Scientists say it's a clear indication of temperatures being driven up by emissions from human society.
The.05°C increase in surface air temperatures last month makes it the hottest September on record globally, according to experts from the EU's Copernicus Climate Change Service (C3S).
But even though large emitters, including China and European Union nations, have pledged to slash their emissions in the coming decades, overall, current policies would see temperatures rise far beyond the 1.5 degree level.
That is alarmingly close to the 1.5C threshold for severe impacts detailed in a major 2018 report by the UN's climate science advisory panel, the IPCC. Also, the Paris Agreement has urged nations to cap global warming at "well below" 2C, and 1.5C if possible.

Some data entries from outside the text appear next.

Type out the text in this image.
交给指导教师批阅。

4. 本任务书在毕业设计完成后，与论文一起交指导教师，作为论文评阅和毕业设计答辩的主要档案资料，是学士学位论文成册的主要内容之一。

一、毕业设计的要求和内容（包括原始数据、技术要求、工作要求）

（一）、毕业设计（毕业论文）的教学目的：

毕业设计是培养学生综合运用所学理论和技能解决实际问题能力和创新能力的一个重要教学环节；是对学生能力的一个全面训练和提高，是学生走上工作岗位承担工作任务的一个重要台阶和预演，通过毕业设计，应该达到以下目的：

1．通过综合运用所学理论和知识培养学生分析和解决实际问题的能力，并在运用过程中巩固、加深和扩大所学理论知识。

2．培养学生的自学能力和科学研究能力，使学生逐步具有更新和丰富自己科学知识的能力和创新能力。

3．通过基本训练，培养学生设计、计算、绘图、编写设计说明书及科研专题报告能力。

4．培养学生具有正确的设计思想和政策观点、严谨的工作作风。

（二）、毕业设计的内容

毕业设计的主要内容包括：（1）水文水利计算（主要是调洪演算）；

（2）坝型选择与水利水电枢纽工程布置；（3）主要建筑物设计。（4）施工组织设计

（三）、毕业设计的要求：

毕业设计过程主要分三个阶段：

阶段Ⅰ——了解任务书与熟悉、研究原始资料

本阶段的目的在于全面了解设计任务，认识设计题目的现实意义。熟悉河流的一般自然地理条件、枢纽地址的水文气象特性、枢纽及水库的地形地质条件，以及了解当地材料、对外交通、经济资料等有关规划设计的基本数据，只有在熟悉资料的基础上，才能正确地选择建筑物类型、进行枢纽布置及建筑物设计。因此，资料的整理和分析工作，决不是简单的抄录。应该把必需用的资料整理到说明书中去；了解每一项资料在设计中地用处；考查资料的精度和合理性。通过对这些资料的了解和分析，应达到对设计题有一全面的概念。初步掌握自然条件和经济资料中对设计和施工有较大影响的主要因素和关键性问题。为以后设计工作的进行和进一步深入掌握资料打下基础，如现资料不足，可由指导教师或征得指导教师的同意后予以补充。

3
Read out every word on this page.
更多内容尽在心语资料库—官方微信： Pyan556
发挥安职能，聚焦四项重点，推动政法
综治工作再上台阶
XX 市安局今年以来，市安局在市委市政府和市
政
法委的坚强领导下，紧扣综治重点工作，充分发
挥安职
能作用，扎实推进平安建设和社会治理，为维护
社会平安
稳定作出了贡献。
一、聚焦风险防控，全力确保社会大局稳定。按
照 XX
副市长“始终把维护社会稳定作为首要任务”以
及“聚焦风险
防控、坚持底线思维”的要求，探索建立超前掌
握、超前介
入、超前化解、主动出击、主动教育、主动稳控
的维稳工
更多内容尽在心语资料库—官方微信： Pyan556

The warmest calendar year on record for Europe was 2019, though by only a narrow margin. "Some months it's warming more, and some months less, some years more, and some less". This year is also projected to break a temperature record, despite an initial drop in emissions due to the pandemic.
Across California five of the state’s six biggest wildfires in history were still burning at the end of September
Monitors of the Paris Climate Agreement will view the figures with particular alarm: for the 12-month period through to September 2020, the planet was almost 1.3 degrees Celsius (2.4 degrees Fahrenheit) warmer than pre-industrial levels.
In fact, it was this global rise in temperatures which caused devastating wildfires in Australia, the USA and caused weird weather across the globe. And it helped fuel the torrential downpours that flooded the south of France with more than half a meter of rain in a day. Much of the continent saw above-average temperatures, especially southeastern Europe.
C3S has also confirmed that the average Arctic sea ice extent for September was the second-lowest recorded, after 2012.
Additionally, Arctic sea ice has also reached its second-lowest point since the inception of satellite records.
Last month's global record for heat was all the more remarkable because of the regional cooling effect of a naturally occurring La Nina weather event over the tropical Pacific.
The latest average, to September 2020, is about 1.6° above the 1981-2010 average.